Nouvelle jeunesse pour la Tour de Miomu

Le 03/07/2017

La tour de Miomu est en phase d’être restaurée ! En effet, l’édifice rassemble deux aspects propices à une réhabilitation au public : seules 18% des tours insulaires présentent un état de conservation aussi satisfaisant, et seules 11% d’entre elles se situent dans un contexte urbanisé tel que le notre. C’est ce constat qui a démontré la pertinence d’une ouverture au public de l’édifice, et d’y constituer, à la faveur de ce projet, un véritable lieu de documentation.

La tour génoise… Lieu de commerce, ou bâtiment militaire ?

Quel était finalement le rôle de cette tour génoise ? Entre science et interprétations populaires, il va bien falloir se mettre d’accord ! Alors que bon nombre d’habitants de la commune (dénoncez-vous !) persistent à appréhender l’édifice comme un bâtiment de commerce, une sorte de douane, il semblerait que la réalité soit toute autre. Afin de dissiper tous les doutes, le projet de restauration a été accompagné d’un dossier de diagnostic complet. Les expertises réalisées ont pu permettre, non seulement de confirmer le caractère militaire du bâtiment, mais aussi de mettre en lumière une stratégie et des dispositifs défensifs particulièrement sophistiqués.

Par exemple, si la base de la tour est un peu plus épaisse que son corps, ce n’était pas pour la stabilité ou pour l’esthétique, mais bien pour repousser les assaillants. Cette technique, appelée le système du rebond, consistait à laisser tomber en chute libre des projectiles depuis les assommoirs du haut de la terrasse. Ceux-ci tombaient alors tout droit, jusqu’à heurter la surface inclinée du glacis, et rebondissait sur les assaillants, avec une portée de projectile bien supérieure.

Par la suite, effectivement, la tour a été utilisée comme un édifice commercial.

Restauration et réhabilitation

Ce projet pilote pourra servir de modèle aux restaurations envisagées pour les autres tours génoises de l’île, il s’agit donc d’établir une cohérence intellectuelle, c’est une vue d’ensemble.
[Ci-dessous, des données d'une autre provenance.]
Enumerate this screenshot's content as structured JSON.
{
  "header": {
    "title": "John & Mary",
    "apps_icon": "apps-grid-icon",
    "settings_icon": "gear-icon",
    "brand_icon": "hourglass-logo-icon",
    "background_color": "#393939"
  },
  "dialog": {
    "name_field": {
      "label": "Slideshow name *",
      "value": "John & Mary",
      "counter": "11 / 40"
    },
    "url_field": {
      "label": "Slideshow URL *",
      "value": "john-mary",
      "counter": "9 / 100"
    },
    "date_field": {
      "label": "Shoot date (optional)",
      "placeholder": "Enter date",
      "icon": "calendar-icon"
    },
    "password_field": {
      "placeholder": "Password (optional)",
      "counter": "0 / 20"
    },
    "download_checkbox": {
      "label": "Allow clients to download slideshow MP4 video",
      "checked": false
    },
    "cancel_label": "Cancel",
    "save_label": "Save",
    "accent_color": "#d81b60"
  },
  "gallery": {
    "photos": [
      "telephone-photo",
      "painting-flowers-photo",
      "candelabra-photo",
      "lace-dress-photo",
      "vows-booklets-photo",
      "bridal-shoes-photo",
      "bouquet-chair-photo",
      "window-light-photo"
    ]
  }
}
La restauration vise aujourd’hui simplement à supprimer les dégradations naturelles du monument, en maintenant un état de conservation qui permettra au monument d’affronter entre autres la salinité marine, la puissance des vents littoraux, ou encore les écarts thermiques. Concrètement, cela signifie malheureusement que la tour perdra sa teinte, qui se nuance entre blanc cassé et orange, et qui lui vient des sables du Sahara, pour faire place à l’esthétique plus homogène d’un enduit de protection en ciment prompt naturel couleur chamois. La belle couleur ocre de notre tour reviendra progressivement.

Une porte traditionnelle en châtaignier clouté (à l’image de la porte principale de la Citadelle de Bastia) fermera l’entrée principale, au premier étage. Pour illustrer le changement d’affectation de l’édifice, ouvrage défensif devenu douane marchande, plusieurs strates historiques seront mises en valeur. La porte du rez-de-chaussée, percée plus tardivement  pour la douane, sera un peu plus contemporaine.

La pose d’un ascenseur s’étant avérée inimaginable, l’accès aux étages des personnes à mobilité réduite sera malheureusement impossible. Cependant, au rez-de-chaussée, des dispositifs touristiques équipés des technologies de la réalité augmentée permettront d’appréhender l’ensemble du volume bâti. Chaque autre niveau sera dédié à une thématique particulière. Le premier étage sera axé sur la botanique, avec un herbier d’espèces endémiques, le deuxième niveau mettra en scène l’architecture de l’édifice, et la terrasse supérieure disposera d’une série de tables d’orientation, pour évidemment terminer le parcours sur le paysage.

 

Afin de commencer les travaux au plus vite, il a été décidé que la restauration de l'intérieur de la tour débuteront au début du mois de juillet. Les travaux concernant la partie extérieure, eux, attendront la fin de la saison estivale.